With the old/original firmware on the drive, the drive would sleep too aggressively and not wake up in a timely fashion, resulting in the drive no longer found after sleep and requiring a reboot.
Updated firmware has addressed this issue.
However, these drives have shipped with the updated firmware for quite some time now (6 months? A year?) so although updating drive firmware is usually a good idea, if your drive is new it probably already has the new firmware.
Sounds interesting. It would depend on the raw firmware files being readily available and freely downloadable. As we see in the first post, these are currently available but WD has gone to great lengths to hide them. All they have to do is restructure their website, either as a matter of routine or a deliberate act, and we’ll have to go on a treasure hunt again.
They have stated they will not provide any assistance to Linux users and seem to be actively hostile to them by making things unnecessarily difficult and putting up barriers.

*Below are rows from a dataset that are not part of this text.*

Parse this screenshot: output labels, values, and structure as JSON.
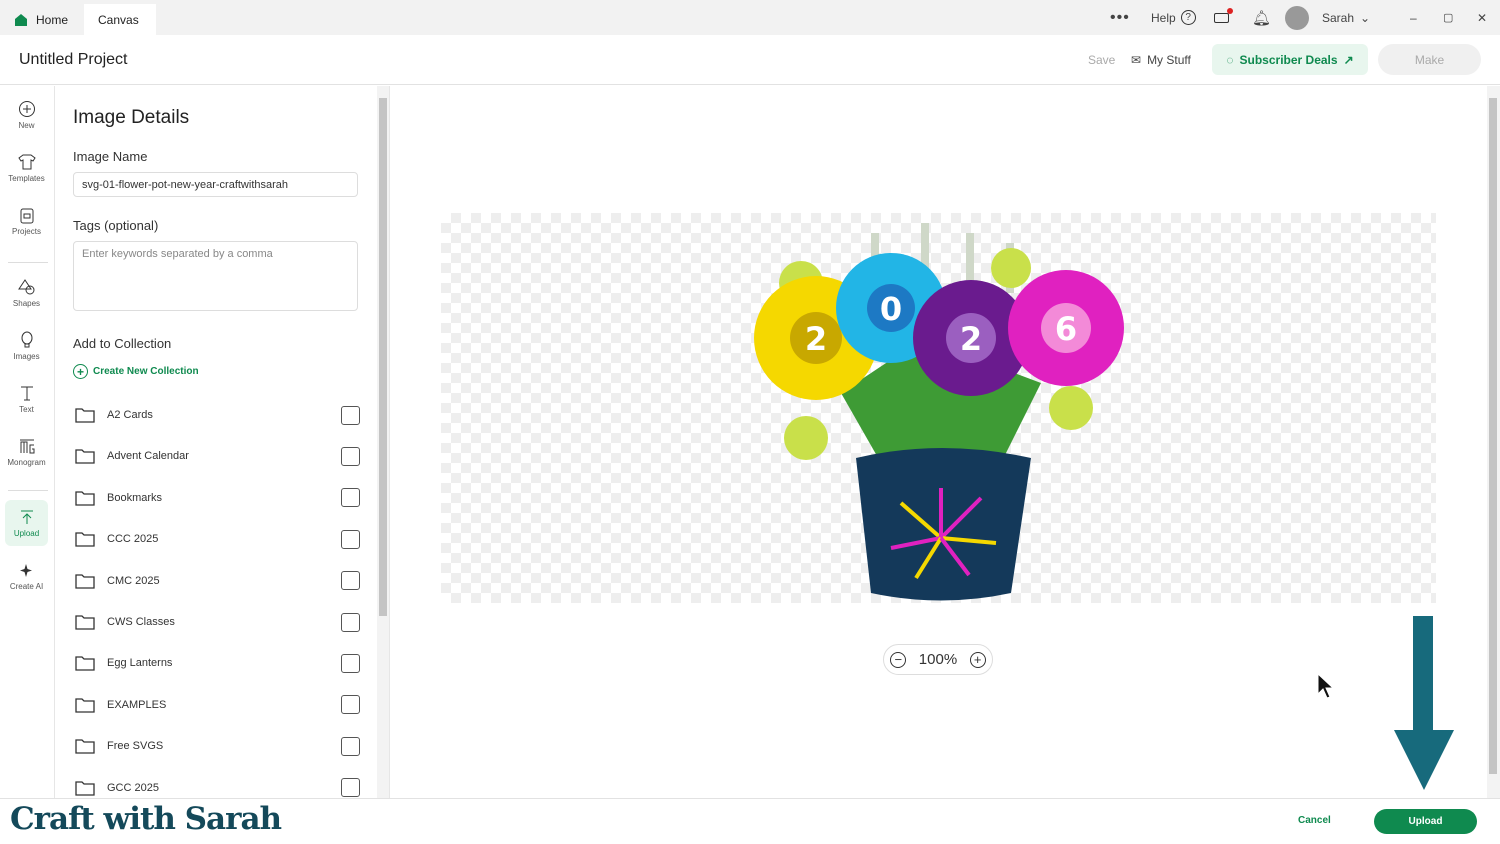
{
  "topbar": {
    "tabs": [
      {
        "label": "Home"
      },
      {
        "label": "Canvas"
      }
    ],
    "help": "Help",
    "user": "Sarah"
  },
  "header": {
    "title": "Untitled Project",
    "save": "Save",
    "my_stuff": "My Stuff",
    "subscriber_deals": "Subscriber Deals",
    "make": "Make"
  },
  "rail": [
    {
      "label": "New"
    },
    {
      "label": "Templates"
    },
    {
      "label": "Projects"
    },
    {
      "label": "Shapes"
    },
    {
      "label": "Images"
    },
    {
      "label": "Text"
    },
    {
      "label": "Monogram"
    },
    {
      "label": "Upload"
    },
    {
      "label": "Create AI"
    }
  ],
  "panel": {
    "title": "Image Details",
    "name_label": "Image Name",
    "name_value": "svg-01-flower-pot-new-year-craftwithsarah",
    "tags_label": "Tags (optional)",
    "tags_placeholder": "Enter keywords separated by a comma",
    "collection_label": "Add to Collection",
    "create_collection": "Create New Collection",
    "collections": [
      {
        "name": "A2 Cards"
      },
      {
        "name": "Advent Calendar"
      },
      {
        "name": "Bookmarks"
      },
      {
        "name": "CCC 2025"
      },
      {
        "name": "CMC 2025"
      },
      {
        "name": "CWS Classes"
      },
      {
        "name": "Egg Lanterns"
      },
      {
        "name": "EXAMPLES"
      },
      {
        "name": "Free SVGS"
      },
      {
        "name": "GCC 2025"
      }
    ]
  },
  "canvas": {
    "zoom": "100%",
    "flower_digits": [
      "2",
      "0",
      "2",
      "6"
    ]
  },
  "footer": {
    "cancel": "Cancel",
    "upload": "Upload"
  },
  "watermark": "Craft with Sarah",
  "colors": {
    "brand": "#0f8a4f",
    "arrow": "#176a7c"
  }
}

I don’t know, I’ve never tried it. If those firmware files in the first post of that thread will work with this tool then it should work.
If they’re in a format that this tool won’t recognize, if WD has made their drives to not work with this method (not unlikely given their arrogance around this) or if new firmare files are hidden/unavailable then no it won’t work.

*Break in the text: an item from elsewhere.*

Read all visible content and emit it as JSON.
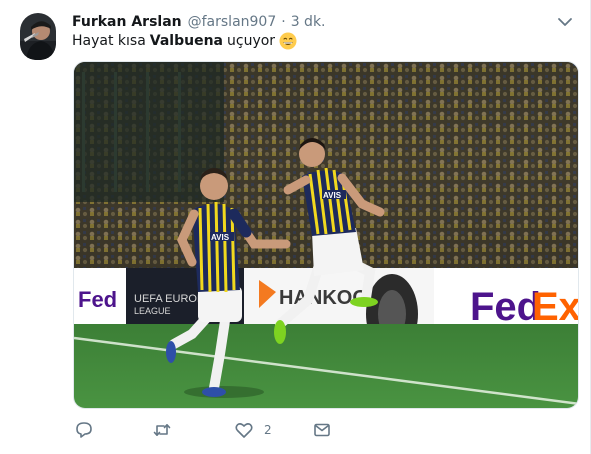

This also involves some brave person trying this out and risking bricking their SSD. It would be great to use this tool but I’m not that brave.

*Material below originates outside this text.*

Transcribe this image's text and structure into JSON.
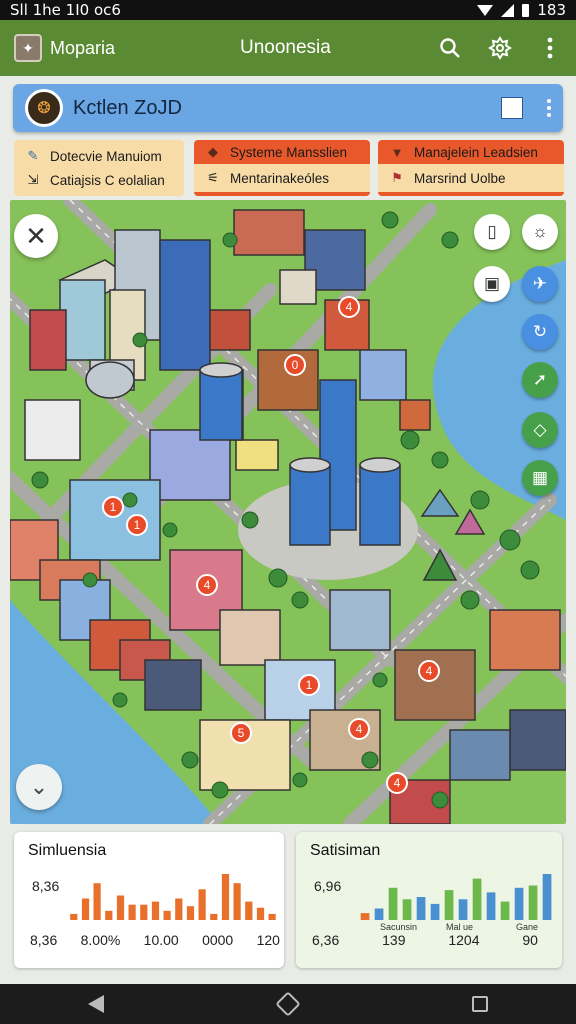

Alright folks, I have a WD Blue, I think I’ve done all the steps above but I still get the “Firmware download failed - Binary Could Not Be Opened” - any ideas what I’m doing wrong?
Judging from the version numbering scheme (but without deeper knowledge) to me it seems as if your drive exposes a firmware that is newer than the one you’re trying to install:
Thanks for the guide, as a side-note: you need to disable secure boot in order to run the usb-boot
Has anyone tried to extract the firmware from the fluf file? Then you could maybe update it via nvme cli or something like that. function inside the embedded-toolkit executable (inside rootfs.cpio.gz) seems to be yadl_nvme_linux_execute according to the log it creates.
I flashed/updated 1x WD BLACK SN770 500 GB + 1x WD BLACK SN770 1 TB and all succeeded very quickly.
I was wondering did you put all the files from Embeddedlinux.zip in the root of the usb and. formatted the usb with MBR/FAT32? I think that I first used GPT instead of MBR and that was not working.
Also you need to enter the firmware filename (731100WD.fluf must also be in the root of the usb stick) Inside the linux update tool
Keep in mind that in Linux filenames are Case-Sensitive, so it must match the correct file + casing.
You also might need to check the bios/uefi of your motherboard if the nvme ssd’s are using the correct (auto? m2?) settings to get detected.
edit: this isnt you ? SN750 Firmware .FLUF file urgently needed - WD SSD Drives & Software - WD Community (I think this user could just have looked at their ESP, uefi partition and cleaned up the firmware files and set windows as the next boot option. not sure if this is the case but https://www.easyuefi.com/ in windows would allow editing of the boot part. not even sure the firmware flasher would just flash a incompatible firmware )
This was perfect! Instructions were very detailed and it worked on the first try! Hopefully this will prevent my Framework from freezing on me. It’s only very recently that my laptop started freezing though, even though I’ve had it for over a year… I wonder if there was a Linux kernel update that wasn’t playing nice with the old firmware…?
@not_a_feature it never occurred to me that the fluf file is the direct firmware image that you can send via nvme …
I’ve made some updates to your script, some drives have more than onve firmware version available and you need to select which one you will upgrade to, I am guessing you can do some lookup with dependencies and look for the currently installed firmware rev and then decide to which version you should upgrade to and if it’s latest, but I only fixed it so I can upgrade my drive if I select the correct one
I also fixed some stuff shellcheck complained about.
Example of a disk with two firmwares available:
WD_BLACK SN850X 1000GB
and maybe some todos for anyone who wants to play around some more:
there are multiple firmware slots, maybe it would be a good idea to check which slot is supposed to be used for a new firmware ( nvme-fw-commit(1) — Arch manual pages )
My disk has two slots for example. Both are read/write so you should check which slot is running current firmware and update the other one.